Manager Jim Tracy said: “I think the first place and the best place to start would be take a walk through our spring training complex. In addition to the Keli S. McGregor fitness area, his fingerprints are all over our spring training complex.”

Iannetta said Colorado’s 12-4 start was directly attributable to the team’s move to spiffy new digs in the Phoenix area. No longer do the Rockies have to make two-hour bus trips between Phoenix and Tucson, where they were often forced to face minor leaguers because other teams were reluctant to bring their front-line players and starting pitchers to Hi Corbett Field.

Iannetta said the players were refreshed when the season started and had already hit stride several weeks earlier instead of having to do so in April, when the Rockies have traditionally gotten off to slow starts.

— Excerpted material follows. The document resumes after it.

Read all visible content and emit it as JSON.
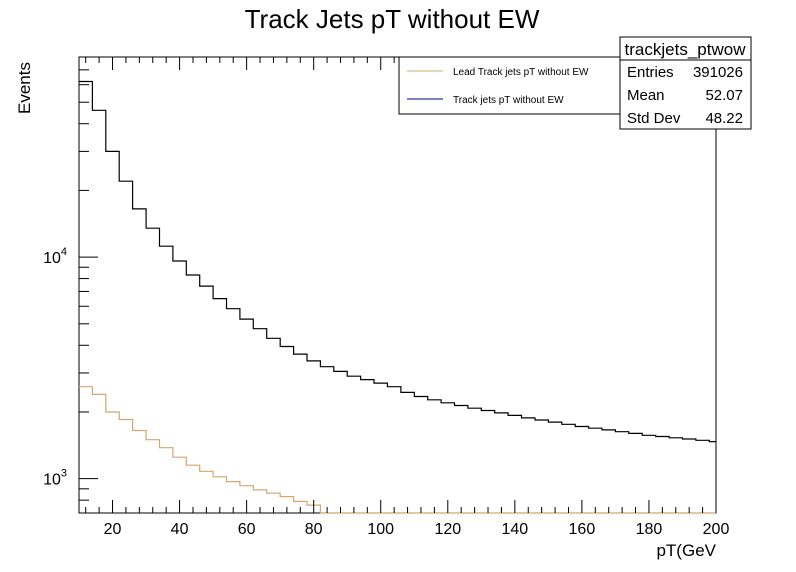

“I think it’s the continuity of the lineup, the continuity of the guys playing on consecutive days, not having to travel, and facing better pitching,” Iannetta said. “Teams were reluctant to bring their No. 1s down to Tucson, and when we played the Diamondbacks, they never showed us their starting staff anyway. So, I think we’ve benefited from that.”

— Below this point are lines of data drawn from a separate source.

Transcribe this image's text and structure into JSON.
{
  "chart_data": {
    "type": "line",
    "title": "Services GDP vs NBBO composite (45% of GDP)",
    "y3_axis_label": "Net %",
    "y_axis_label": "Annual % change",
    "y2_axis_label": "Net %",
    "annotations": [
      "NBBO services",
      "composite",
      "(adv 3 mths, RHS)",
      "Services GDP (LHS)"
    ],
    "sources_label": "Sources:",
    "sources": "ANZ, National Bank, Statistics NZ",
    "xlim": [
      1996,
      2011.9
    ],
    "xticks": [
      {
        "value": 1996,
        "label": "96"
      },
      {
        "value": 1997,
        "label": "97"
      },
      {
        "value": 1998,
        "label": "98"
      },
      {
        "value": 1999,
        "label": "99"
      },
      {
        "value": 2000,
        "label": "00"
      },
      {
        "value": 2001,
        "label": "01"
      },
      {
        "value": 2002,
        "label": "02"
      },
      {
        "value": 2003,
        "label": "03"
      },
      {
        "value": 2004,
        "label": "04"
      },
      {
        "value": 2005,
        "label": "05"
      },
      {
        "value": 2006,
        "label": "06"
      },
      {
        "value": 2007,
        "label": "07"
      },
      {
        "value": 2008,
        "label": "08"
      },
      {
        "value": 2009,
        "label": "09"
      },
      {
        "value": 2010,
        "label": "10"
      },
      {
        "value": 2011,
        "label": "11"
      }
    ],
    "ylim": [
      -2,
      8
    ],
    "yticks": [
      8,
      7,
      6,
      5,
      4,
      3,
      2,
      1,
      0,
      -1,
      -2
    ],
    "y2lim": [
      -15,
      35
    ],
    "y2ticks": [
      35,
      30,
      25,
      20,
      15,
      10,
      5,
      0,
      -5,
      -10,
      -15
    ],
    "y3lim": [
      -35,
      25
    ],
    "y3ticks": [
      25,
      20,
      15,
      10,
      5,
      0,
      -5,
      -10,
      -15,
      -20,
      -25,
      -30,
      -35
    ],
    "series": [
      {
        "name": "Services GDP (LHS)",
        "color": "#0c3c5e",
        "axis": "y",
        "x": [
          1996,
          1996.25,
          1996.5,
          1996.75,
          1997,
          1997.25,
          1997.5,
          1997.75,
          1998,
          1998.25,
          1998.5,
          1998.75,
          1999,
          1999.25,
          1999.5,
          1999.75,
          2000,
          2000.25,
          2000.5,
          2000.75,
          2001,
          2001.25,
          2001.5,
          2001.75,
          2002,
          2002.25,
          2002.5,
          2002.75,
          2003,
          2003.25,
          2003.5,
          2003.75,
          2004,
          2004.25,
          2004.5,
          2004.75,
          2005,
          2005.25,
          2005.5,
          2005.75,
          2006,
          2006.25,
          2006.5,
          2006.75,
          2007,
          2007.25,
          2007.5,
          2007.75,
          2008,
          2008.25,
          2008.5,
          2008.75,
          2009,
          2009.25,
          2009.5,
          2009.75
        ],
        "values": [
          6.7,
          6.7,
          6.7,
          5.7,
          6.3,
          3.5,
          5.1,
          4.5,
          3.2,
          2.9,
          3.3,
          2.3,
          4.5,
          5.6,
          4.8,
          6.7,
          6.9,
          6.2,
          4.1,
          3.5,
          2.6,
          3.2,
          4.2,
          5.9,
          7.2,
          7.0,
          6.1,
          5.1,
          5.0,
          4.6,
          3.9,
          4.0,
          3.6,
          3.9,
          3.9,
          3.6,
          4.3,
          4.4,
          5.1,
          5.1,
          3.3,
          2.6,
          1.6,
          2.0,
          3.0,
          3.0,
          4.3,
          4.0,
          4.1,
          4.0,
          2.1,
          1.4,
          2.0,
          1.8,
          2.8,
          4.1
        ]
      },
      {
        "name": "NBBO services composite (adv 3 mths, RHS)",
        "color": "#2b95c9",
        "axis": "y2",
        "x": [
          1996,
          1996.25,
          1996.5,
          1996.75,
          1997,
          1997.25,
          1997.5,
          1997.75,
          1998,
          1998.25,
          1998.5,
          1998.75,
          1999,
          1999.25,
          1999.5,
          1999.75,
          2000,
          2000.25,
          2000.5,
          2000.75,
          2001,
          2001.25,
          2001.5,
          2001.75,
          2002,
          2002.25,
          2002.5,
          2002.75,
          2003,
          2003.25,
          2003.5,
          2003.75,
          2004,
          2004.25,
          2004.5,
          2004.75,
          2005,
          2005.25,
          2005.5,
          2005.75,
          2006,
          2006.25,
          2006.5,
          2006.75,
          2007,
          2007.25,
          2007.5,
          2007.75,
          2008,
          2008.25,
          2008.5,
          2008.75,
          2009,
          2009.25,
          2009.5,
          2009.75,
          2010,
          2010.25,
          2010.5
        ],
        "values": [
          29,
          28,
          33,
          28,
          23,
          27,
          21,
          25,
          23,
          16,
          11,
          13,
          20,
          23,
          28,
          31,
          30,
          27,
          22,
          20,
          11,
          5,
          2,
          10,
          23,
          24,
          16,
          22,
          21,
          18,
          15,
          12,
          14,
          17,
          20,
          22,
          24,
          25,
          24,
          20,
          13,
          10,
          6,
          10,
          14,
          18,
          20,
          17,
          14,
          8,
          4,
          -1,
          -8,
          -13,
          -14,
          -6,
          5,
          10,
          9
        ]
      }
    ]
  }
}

Regardless of the wins or losses, “he would be proud of us because we go out there every single night and play hard and that’s all he ever asked for,” slugger Troy Tulowitzki (FSY) said.

“And I think not only on the baseball field but I think being good role models off the field is really what he appreciated and standing for the right things,” Tulowitzki said. “And in this clubhouse we have a bunch of really good guys on and off the field and that’s what he’d be most proud of.”

On Wednesday, the Rockies will dedicate a baseball field in his honor in nearby Lakewood, where he grew up.

McGregor, a former NFL tight end, had passed a physical just before spring training last year. He’d later caught a cold, but nothing that would have kept him from accompanying other team officials on a business trip to Salt Lake City.

When he didn’t meet them in the lobby one morning for their flight home, police were called and found his body in his hotel room. It was later determined the father of four died from a viral heart infection.

McGregor’s loss shook the sports communities across Colorado, where he was a multi-sport athlete at Lakewood High School, starred as a tight end at Colorado State and was drafted by the Denver Broncos. He also played for the Colts and Seahawks before going into coaching and then embarking on a career in sports administration, joining the Rockies in 1993.

Commissioner Bud Selig called McGregor “one of our game’s rising young stars.”

His widow, Lori McGregor, told the Denver Post during spring training that tests after her husband’s death revealed he had a degenerative brain disease called chronic traumatic encephalopathy, which causes memory impairment, emotional instability, erratic behavior and depression and eventually develops into full-blown dementia.

She said her husband suffered a couple of concussions in college and was transfixed one day when he saw an ESPN report on former NFL players suffering from debilitating depression. Although he displayed no symptoms, he wanted his brain and spinal cord donated to the Center for the Study of Traumatic Encephalopathy based out of Boston University, she said.

CTE can develop when an athlete is exposed to hits that result in concussions or even as a result of repetitive nonconcussive contact, according to the center.

A cross-section of his brain was tested and came back positive for CTE, Lori McGregor said, telling the Post: “That has truly been the answer to my prayers about this, because I understand now that’s why Keli went, that’s why God took him. Because CTE is ugly and there’s no way to treat it. I really, honestly know that’s why (the heart virus) happened.

“He let a great man die a great man.”